Het epigenoom verwijst naar een verscheidenheid aan chemische verbindingen die het genoom wijzigen, meestal door een methylgroep (CH3) toe te voegen aan de nucleotidebasis adenine op specifieke plaatsen in het DNA-molecuul. Deze methylering kan op haar beurt de transcriptie van specifieke genen onderdrukken of activeren. Door in feite genen aan of uit te zetten, stelt het epigenoom het genoom in staat te interageren met en te reageren op de omgeving van de cel. Het epigenoom kan net als het genoom worden overgeërfd.

Samenvatting

  1. Deoxyribonucleïnezuur (DNA) is een lang, dubbelstrengs, spiraalvormig molecuul dat is opgebouwd uit bouwstenen die deoxyribonucleotiden worden genoemd.
  2. Een desoxyribonucleotide bestaat uit 3 delen: een molecuul van de 5-koolstof suiker desoxyribose, een stikstofhoudende basis, en een fosfaatgroep.
  3. Er zijn vier stikstofhoudende basen die in DNA voorkomen: adenine, guanine, cytosine, of thymine. Adenine en guanine staan bekend als purine basen, terwijl cytosine en thymine bekend staan als pyrimidine basen.
  4. Deoxyribose is een geringde 5-koolstof suiker. De 5 koolwaterstoffen zijn met de klok mee genummerd rond de suiker. De eerste 4 koolstofatomen vormen in feite de ring van de suiker, waarbij de 5′ koolstof van de 4′ koolstof in de ring afkomt. De stikstofhoudende basis van de nucleotide is gehecht aan de 1′ koolstof van de suiker en de fosfaatgroep is gebonden aan de 5′ koolstof.
  5. Tijdens de DNA-synthese kan het enzym DNA-polymerase de fosfaatgroep van een nieuw desoxyribonucleotide alleen hechten aan de 3′ koolstof van een nucleotide dat zich al in de keten bevindt.
  6. Tijdens DNA-replicatie fungeert elke ouderstreng als sjabloon voor de synthese van de andere streng door middel van complementaire basenparing.
  7. Complementaire basenparing verwijst naar DNA-nucleotiden met de basis adenine die alleen waterstofbruggen vormen met nucleotiden met de basis thymine (A-T). Evenzo kunnen nucleotiden met de basis guanine alleen waterstofbruggen vormen met nucleotiden met de basis cytosine (G-C).
  8. Wanneer de twee strengen van DNA complementair zijn, zijn zij in tegengestelde richting van elkaar georiënteerd. Van de ene streng wordt gezegd dat hij van 5′ naar 3′ loopt; de tegenoverliggende DNA-streng loopt antiparallel, of 3′ naar 5′.
  9. In prokaryotische cellen is er geen kernmembraan dat het DNA omgeeft.
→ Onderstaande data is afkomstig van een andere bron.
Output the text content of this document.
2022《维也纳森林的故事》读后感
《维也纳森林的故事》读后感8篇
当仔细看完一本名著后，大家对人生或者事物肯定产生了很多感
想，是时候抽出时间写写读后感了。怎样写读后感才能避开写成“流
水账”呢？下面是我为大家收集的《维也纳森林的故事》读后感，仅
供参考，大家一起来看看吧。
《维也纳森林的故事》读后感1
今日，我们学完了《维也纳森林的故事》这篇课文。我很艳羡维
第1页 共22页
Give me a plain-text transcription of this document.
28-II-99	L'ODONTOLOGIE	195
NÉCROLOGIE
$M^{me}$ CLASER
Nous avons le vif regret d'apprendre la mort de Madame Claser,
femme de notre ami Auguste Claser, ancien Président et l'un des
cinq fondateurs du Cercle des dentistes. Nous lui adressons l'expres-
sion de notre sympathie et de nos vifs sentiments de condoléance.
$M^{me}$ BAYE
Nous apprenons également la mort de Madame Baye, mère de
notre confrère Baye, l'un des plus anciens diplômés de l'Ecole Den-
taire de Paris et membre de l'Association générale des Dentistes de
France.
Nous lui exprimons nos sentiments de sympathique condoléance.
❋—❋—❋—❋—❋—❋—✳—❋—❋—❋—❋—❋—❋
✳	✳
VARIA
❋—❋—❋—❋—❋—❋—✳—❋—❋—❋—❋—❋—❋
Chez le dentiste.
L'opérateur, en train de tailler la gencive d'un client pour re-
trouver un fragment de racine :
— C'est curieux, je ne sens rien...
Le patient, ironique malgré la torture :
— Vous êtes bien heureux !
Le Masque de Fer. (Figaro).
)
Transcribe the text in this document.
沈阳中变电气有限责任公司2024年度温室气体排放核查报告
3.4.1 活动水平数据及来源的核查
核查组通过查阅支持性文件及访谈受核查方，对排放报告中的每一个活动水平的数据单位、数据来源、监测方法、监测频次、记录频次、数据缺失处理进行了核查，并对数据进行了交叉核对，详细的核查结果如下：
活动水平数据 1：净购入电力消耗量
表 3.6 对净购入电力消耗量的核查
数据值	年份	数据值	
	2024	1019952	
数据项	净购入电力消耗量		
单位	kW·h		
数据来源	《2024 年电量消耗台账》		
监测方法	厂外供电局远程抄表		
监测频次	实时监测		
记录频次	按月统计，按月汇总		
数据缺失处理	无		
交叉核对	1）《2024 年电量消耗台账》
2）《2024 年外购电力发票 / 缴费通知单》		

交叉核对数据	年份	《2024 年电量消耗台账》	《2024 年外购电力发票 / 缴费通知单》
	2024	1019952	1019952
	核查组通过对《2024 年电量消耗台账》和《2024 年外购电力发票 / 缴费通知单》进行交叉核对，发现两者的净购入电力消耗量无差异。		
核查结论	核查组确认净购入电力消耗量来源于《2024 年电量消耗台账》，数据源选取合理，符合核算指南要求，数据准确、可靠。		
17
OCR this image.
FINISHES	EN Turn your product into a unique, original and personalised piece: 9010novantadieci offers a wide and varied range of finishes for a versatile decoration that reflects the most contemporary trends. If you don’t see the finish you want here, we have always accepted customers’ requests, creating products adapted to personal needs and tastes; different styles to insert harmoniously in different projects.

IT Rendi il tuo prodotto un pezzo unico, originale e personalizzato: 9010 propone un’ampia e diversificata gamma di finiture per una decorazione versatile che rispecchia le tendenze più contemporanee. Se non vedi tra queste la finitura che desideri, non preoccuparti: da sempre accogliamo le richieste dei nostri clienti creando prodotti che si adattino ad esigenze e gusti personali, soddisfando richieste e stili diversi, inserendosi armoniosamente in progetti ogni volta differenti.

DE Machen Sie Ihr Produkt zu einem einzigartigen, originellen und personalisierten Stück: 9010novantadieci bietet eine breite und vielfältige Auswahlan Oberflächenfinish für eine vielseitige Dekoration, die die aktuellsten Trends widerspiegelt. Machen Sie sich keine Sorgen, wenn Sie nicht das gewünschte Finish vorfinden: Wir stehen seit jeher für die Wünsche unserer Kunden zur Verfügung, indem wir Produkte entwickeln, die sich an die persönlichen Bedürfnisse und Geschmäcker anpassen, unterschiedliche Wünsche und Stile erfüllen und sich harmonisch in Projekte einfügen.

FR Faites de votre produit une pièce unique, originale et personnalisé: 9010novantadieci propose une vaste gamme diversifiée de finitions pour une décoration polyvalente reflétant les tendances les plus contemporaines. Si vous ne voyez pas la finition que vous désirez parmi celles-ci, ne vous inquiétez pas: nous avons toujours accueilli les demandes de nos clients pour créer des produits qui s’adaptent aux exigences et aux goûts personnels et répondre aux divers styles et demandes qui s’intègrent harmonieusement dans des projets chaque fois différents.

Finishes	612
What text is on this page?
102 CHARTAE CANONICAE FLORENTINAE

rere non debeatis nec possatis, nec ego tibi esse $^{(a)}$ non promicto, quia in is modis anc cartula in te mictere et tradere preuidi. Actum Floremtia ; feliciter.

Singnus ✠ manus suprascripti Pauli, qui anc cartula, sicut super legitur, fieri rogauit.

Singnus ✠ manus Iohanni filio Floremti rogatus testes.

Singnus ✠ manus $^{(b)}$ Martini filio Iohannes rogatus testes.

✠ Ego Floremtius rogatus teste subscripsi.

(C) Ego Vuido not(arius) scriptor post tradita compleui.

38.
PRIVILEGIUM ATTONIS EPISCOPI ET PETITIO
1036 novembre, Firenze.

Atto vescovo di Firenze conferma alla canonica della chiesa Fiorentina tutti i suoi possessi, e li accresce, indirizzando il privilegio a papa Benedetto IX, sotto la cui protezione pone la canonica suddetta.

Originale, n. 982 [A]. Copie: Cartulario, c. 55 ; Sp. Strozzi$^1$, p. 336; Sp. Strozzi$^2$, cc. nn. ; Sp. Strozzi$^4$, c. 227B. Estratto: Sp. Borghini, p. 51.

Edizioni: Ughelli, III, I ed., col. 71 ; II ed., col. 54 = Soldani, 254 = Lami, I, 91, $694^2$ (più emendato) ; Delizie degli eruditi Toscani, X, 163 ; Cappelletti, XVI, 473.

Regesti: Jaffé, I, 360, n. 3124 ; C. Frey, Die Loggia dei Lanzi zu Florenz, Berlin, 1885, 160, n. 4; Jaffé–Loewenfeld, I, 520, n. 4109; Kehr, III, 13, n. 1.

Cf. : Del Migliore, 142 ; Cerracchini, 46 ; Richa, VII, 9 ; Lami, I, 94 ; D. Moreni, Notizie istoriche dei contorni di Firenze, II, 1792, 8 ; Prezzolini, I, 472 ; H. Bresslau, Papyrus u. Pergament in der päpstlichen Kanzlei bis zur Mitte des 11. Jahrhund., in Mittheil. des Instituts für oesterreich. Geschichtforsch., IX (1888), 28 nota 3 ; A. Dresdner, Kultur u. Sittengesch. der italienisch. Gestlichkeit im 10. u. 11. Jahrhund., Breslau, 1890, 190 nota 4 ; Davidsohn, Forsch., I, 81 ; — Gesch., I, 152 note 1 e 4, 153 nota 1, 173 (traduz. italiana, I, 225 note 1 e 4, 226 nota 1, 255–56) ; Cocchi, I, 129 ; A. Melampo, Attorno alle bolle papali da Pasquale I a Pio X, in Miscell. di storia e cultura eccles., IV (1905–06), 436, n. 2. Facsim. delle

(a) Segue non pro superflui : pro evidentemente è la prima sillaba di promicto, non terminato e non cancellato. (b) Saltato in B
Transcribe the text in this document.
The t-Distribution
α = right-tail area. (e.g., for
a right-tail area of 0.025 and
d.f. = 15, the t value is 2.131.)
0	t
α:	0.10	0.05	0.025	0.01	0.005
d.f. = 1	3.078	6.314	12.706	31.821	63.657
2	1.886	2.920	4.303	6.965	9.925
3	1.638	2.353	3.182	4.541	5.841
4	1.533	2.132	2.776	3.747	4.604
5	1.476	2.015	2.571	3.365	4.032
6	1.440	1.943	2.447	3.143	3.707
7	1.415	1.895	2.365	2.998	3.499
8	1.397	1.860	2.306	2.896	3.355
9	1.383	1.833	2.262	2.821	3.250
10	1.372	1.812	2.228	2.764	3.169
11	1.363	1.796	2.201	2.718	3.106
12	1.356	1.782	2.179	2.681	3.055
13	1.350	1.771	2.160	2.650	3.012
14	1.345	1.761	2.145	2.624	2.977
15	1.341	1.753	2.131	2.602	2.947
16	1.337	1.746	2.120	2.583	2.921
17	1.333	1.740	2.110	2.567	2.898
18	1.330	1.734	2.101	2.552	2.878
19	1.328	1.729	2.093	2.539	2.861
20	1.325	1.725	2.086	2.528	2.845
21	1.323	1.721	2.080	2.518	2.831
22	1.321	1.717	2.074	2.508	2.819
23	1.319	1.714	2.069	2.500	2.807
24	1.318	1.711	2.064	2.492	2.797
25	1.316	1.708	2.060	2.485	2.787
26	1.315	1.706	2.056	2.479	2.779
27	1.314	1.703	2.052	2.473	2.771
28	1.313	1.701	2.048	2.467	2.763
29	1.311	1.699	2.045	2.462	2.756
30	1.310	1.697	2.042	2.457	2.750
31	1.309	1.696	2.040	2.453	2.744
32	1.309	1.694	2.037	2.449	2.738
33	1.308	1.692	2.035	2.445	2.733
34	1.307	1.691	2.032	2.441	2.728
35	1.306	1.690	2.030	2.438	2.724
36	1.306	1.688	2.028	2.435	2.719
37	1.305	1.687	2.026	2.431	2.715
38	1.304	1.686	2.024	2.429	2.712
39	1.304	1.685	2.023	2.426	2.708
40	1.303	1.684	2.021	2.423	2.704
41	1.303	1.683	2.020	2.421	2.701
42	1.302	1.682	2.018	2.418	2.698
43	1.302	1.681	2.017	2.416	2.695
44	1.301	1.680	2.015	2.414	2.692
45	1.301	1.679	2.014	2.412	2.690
Prokaryote cellen missen mitose en meiose.
  10. Om een macromolecuul van deze omvang binnen de bacterie te laten passen, binden histon-achtige eiwitten zich aan het DNA, waardoor het DNA-molecuul in ongeveer 50 chromosomale domeinen wordt gescheiden en compacter wordt. Vervolgens spant een enzym, DNA-gyrase genaamd, elk domein om zich heen tot een samengeperste, supergewikkelde massa DNA. Een topoisomerase, DNA-gyrase genaamd, katalyseert het negatief supercoilen van het circulaire DNA dat in bacteriën wordt aangetroffen. Topoisomerase IV daarentegen is betrokken bij het ontspannen van het supercoiled circulaire DNA, waardoor de scheiding van de onderling verbonden dochterchromosomen aan het einde van de bacteriële DNA-replicatie mogelijk wordt.
  11. Het DNA in eukaryote cellen is verpakt in basiseenheden die nucleosomen worden genoemd, een kraalachtige structuur die bestaat uit DNA dat rond acht histonmoleculen is gewikkeld. Het DNA is georganiseerd als meerdere chromosomen die zich in een kern bevinden, omgeven door een kernmembraan. De kern deelt zich door mitose en geslachtscellen worden geproduceerd door meiose bij eukaryoten die zich geslachtelijk voortplanten.
  12. De structurele aard van het desoxyribonucleoprteïne draagt ertoe bij of DNA al dan niet wordt getranscribeerd in RNA. Chemische veranderingen in het chromatine kunnen er bijvoorbeeld voor zorgen dat delen ervan condenseren of ontspannen. Wanneer een regio gecondenseerd is, kunnen genen niet worden getranscribeerd. Bovendien kunnen chemische groepen zich hechten aan of verwijderd worden van de histon-eiwitten waar het DNA zich omheen wikkelt. De aanhechting of verwijdering van deze chemische groepen aan het histon bepaalt of genexpressie in de buurt wordt versterkt of onderdrukt.

Bijdragers en toeschrijvingen

  • Dr. Gary Kaiser (COMMUNITY COLLEGE OF BALTIMORE COUNTY, CATONSVILLE CAMPUS)

Geef een antwoord

Het e-mailadres wordt niet gepubliceerd.